As the daifu began the second course, I tried to mentally transport myself to another location. Blissful green fields. A rowboat on a calm lake. A spectacular, icy glacier. It didn’t matter. Wherever I visualized myself, I was accompanied by a burly, sweating medieval torturer intent on scourging my back. There was nothing for it but to endure the treatment in the here and now. It was clear that the daifu subscribed to the “after I do this to you, the pain you were complaining about won’t seem so bad any more” school of medicine. “Look,” he said. “You can see where all the old, clotted blood is being drawn out of the injury.” Not surprising.

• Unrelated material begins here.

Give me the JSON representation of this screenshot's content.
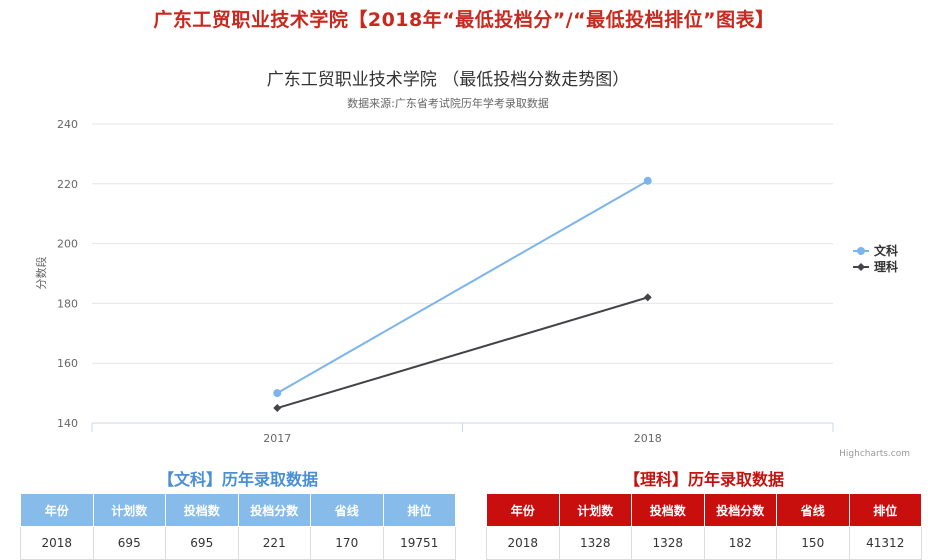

Centuries later it was all over. I gingerly pulled my shirt on over my abused, stinging back. “Any better?” asked my wife, sweetly.
It wasn’t enough for the daifu to strip all the skin from the upper-left side of my back. He had to send a reminder of my misery home with me, in the form of a jar of noxious, brown liquid medicine decanted from one of the hundreds of mysterious, cryptically labeled bottles in his office. I was instructed to take one good swig, three times daily. It was the nastiest substance I have ever ingested, a potent combination of bitterness and herbal pungency like a combination of slivovitz, crude oil and potpourri. It made me want to cry the way I did when my mother made me take liquid penicillin for strep throat when I was seven. I had to have a water chaser standing by every time I took it. I carried it onto the flight back so I wouldn’t miss a dose, and I’m mystified as to why the security inspectors didn’t catch it, confiscate it and fine me for trying to bring a dangerous liquid onto the airplane.
Now, nearly a week later, I can report some improvement in my symptoms. Of course, given that I have been on a combination of moxibustion, bizarre herbal tonic and old-fashioned, western anti-inflammatories, it’s hard to tell what’s responsible for the progress. Would I dare subject myself to another treatment of moxibustion? The daifu told me that, in an ideal world, I’d be able to come back for another treatment a week hence. Now that I am back in China that will be difficult, unless the daifu can refer me to a trusted colleague here. He did, however, suggest that I come in for a repeat session when I am next in Singapore.
Only time will tell if Imagethief has the nerve to steel himself for another pass. The wind may be bad, but between that and being skinned like a rabbit, I might just stick with wind.